Sin ninguna razón plausible, una noche se acercó hasta las casas de Pratofungo que tenían los techos de paja y lanzó contra ellos brea y fuego. Los leprosos tienen la virtud de que abrasados no sienten dolor, y, si les hubiesen cogido las llamas durante el sueño, con seguridad que ya no se habrían despertado. Pero alejándose al galope, el vizconde oyó que del pueblo se alzaba el son de un violín: los habitantes de Pratofungo velaban, ocupados en sus juegos. Se quemaron todos, pero no sufrieron y se divirtieron como solían. Apagaron pronto el incendio; también sus casas, quizás porque incluso ellas estaban impregnadas de lepra, sufrieron pocos daños por las llamas.

La maldad de Medardo se dirigió también contra su propio haber: el castillo. El fuego comenzó en el ala donde vivían los criados y flameó entre fuertes chillidos de quien había quedado prisionero, mientras se vio al vizconde alejarse cabalgando por el campo. Era un atentado que había tendido a la vida de su nodriza y casi madre Sebastiana. Con la obstinación autoritaria que las mujeres pretenden mantener sobre aquellos que han conocido de niños, Sebastiana no dejaba nunca de regañar al vizconde en cada nueva fechoría, incluso cuando ya todos se habían convencido de que su naturaleza estaba abocada a una irreparable, insana crueldad. Sacaron a Sebastiana maltrecha de los muros carbonizados y tuvo que guardar cama muchos días, para curarse de las quemaduras.

Una noche, la puerta de la habitación en la que yacía se abrió y el vizconde apareció junto a la cama.

—¿Qué son esas manchas en vuestra cara, nodriza? —dijo Medardo, indicando las quemaduras.

—Un rastro de tus pecados, hijo —dijo la vieja, serena.

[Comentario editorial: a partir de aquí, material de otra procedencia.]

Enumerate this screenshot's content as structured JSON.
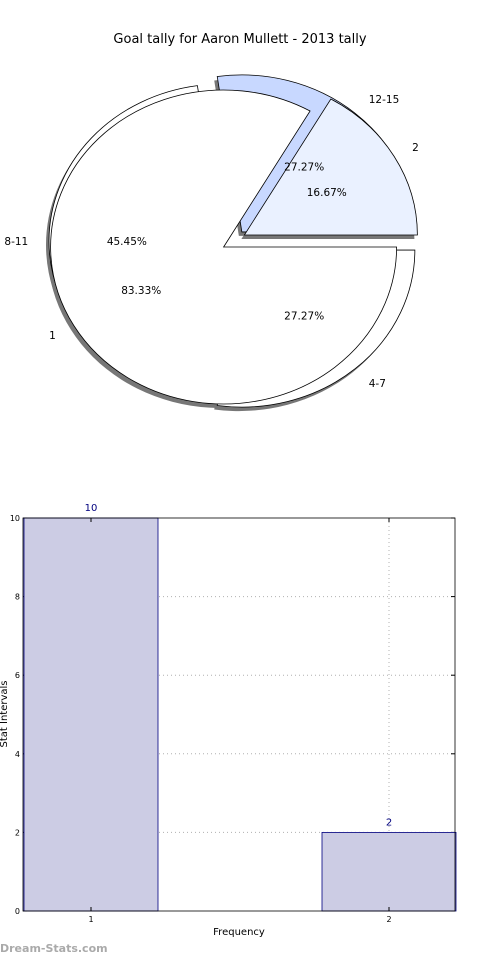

—Vuestra piel está afeada; ¿qué mal tenéis, nodriza?

—Un mal que no es nada, hijo mío, comparado con el que te espera en el infierno, si no te corriges.

—Deberíais curaros pronto: no querría que se supiera por ahí este mal que padecéis…

—No tengo que tomar marido, para cuidar de mi cuerpo. Me basta la conciencia tranquila. Si pudieras decir tú lo mismo…

—Y sin embargo, vuestro esposo os espera, para llevaros consigo, ¿no lo sabéis?

—No ridiculices la vejez, hijo, tú que has tenido la juventud agraviada.

—No bromeo. Escuchad, nodriza: vuestro novio está tocando bajo la ventana…

Sebastiana aguzó el oído y oyó fuera del castillo el son del cuerno del leproso.

Al día siguiente Medardo mandó llamar al doctor Trelawney.